Once the pressure cooker is cooled, open the lid and blend the dal with the stick blender till smooth.
Now put the blended dal in a big pot. Add around 5 -6 cups of water and add turmeric powder, red chili powder, coriander cumin powder, salt and pickle masala.
Add peanuts in it.
Add jaggery and mix well and put the dal to boil.
The dal is boiling.
Now prepare tadka (tempering). Heat oil in a small pan (vaghariyu). Add cloves and cinnamon.
Add mustard seeds, cumin seeds. When they crackle add dry red chili and curry leaves. Mix well.
Add asafoetida and pickle masala . Mix well.
Pour the tempering over the boiling dal.
Mix well and let the dal boil. Now simmer and let the dal boil.
Meanwhile while the dal is boiling make the dhokli. Make around 6 big balls from the dough. Take one ball on a board and flatten it and dust it with wheat flour.
With the help of rolling pin, roll into a very thin big circle of around 12 inch diameter. With a help of sharp knife or pizza cutter, cut the circle in small diamonds as shown or you can cut into squares.
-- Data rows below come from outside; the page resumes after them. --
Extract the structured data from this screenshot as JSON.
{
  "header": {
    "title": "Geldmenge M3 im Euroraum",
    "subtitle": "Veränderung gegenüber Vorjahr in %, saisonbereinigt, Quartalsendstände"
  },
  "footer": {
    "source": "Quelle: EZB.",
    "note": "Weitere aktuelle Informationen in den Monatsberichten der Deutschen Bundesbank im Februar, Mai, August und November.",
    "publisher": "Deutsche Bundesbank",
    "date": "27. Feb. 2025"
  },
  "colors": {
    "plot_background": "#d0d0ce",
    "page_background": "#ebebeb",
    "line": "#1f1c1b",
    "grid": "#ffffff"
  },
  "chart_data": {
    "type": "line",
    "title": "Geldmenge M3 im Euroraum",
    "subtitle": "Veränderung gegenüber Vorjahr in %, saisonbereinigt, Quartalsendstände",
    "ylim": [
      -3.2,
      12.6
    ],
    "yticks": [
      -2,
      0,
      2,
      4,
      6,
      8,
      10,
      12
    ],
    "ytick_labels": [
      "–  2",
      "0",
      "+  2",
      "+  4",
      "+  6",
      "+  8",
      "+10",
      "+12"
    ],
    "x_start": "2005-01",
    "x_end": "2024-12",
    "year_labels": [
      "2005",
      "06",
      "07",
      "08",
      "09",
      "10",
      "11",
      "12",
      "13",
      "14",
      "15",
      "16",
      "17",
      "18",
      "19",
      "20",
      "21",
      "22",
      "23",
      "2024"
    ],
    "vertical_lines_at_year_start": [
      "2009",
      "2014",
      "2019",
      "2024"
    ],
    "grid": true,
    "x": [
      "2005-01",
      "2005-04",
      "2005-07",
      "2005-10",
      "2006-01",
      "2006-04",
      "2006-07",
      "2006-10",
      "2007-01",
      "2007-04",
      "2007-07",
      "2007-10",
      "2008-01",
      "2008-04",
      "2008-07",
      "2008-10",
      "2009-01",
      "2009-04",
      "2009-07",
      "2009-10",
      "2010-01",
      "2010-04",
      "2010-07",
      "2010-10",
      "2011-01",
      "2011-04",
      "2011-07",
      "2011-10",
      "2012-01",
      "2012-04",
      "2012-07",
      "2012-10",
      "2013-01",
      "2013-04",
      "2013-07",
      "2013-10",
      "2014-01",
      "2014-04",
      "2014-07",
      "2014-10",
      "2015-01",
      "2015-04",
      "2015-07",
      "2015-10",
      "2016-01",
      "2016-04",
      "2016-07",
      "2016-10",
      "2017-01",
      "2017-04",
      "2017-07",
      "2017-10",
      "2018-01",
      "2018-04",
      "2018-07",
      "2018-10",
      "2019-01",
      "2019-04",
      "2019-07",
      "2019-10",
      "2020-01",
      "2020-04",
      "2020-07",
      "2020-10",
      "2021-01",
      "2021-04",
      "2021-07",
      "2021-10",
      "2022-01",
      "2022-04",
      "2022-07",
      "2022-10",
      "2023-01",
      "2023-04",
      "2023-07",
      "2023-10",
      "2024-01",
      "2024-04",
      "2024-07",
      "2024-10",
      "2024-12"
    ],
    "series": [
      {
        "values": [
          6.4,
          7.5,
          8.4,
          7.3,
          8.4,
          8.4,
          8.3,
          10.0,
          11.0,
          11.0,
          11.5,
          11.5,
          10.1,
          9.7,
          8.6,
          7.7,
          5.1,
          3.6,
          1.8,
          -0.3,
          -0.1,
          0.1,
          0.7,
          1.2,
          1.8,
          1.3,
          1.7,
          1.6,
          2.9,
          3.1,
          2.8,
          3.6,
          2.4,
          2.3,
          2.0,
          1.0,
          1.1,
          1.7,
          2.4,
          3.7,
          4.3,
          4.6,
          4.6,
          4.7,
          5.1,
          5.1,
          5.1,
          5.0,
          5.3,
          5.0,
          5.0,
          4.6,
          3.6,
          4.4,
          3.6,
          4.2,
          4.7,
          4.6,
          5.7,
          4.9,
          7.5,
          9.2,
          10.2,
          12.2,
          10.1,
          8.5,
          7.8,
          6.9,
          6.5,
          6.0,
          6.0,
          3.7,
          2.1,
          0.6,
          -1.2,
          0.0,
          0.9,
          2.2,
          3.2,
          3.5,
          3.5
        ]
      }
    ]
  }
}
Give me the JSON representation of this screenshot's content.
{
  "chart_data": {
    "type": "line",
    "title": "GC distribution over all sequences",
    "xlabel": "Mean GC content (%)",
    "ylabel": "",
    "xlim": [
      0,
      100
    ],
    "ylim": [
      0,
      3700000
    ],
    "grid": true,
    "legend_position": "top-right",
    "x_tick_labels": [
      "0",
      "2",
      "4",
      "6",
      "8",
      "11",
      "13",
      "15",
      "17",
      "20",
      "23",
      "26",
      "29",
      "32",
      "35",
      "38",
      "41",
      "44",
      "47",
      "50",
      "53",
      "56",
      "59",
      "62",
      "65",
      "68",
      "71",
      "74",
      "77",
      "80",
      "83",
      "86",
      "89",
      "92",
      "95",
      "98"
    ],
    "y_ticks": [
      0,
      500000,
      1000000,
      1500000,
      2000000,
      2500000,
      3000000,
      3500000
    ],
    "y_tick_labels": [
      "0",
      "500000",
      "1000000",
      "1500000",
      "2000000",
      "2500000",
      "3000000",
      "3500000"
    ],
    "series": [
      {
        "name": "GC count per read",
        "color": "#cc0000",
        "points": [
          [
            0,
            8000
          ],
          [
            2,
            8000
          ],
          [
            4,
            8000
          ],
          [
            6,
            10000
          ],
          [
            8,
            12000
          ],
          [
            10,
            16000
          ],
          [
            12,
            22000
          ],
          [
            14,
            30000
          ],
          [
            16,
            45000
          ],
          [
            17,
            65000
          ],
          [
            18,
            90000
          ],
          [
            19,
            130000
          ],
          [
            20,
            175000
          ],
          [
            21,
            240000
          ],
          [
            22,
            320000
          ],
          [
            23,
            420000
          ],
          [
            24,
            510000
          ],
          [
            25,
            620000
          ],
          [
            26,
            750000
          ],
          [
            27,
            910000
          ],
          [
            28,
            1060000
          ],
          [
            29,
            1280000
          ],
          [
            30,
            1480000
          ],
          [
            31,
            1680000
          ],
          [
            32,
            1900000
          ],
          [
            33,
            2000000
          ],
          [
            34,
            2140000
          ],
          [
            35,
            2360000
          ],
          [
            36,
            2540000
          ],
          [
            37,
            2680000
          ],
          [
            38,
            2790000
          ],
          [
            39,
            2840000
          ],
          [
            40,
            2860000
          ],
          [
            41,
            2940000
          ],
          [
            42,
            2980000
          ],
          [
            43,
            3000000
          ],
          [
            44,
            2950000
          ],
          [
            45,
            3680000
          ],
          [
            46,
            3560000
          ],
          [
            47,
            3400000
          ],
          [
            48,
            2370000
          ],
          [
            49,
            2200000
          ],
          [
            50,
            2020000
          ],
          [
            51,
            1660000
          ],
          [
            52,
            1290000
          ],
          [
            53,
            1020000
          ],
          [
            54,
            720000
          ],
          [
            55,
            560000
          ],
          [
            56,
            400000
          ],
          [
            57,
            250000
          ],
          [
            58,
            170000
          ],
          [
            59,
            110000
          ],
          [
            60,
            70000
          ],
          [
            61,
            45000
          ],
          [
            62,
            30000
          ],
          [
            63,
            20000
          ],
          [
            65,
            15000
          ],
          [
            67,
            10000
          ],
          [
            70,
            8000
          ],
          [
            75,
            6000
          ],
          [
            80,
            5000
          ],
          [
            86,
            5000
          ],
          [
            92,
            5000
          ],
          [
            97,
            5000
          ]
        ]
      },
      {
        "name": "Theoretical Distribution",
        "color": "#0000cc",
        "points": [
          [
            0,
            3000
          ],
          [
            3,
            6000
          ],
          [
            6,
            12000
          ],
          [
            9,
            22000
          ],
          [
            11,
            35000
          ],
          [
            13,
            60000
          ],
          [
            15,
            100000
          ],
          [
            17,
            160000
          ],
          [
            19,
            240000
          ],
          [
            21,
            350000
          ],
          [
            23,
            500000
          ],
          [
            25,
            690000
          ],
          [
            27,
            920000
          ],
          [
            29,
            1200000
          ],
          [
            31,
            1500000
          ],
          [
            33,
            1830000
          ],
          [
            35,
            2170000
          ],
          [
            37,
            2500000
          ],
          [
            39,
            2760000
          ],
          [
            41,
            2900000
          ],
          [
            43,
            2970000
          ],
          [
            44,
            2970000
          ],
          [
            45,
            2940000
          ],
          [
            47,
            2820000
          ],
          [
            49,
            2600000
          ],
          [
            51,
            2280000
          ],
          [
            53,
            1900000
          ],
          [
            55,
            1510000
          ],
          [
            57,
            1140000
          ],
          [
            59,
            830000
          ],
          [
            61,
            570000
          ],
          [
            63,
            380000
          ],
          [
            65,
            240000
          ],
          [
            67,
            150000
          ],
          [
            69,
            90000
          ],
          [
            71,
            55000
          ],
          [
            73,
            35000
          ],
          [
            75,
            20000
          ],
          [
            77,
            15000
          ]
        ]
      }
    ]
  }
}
Remove the cut wheat sheets into a plate and dust the flour on top of the sheets. Similarly make wheat sheets with remaining balls.
Now put the cut diamonds into the boiling dal one by one. (the dal should be boiling otherwise the wheat sheets will stick with each other).
Add all the wheat sheets and let the dal boil for around 8-10 minutes or till the wheat sheets rise on the top of the dal. (If necessary add more water).
Add lemon juice and ghee and mix well. The dal dhokli is ready to serve.
Serve the piping hot dal dhokli with ghee and enjoy it hot!!.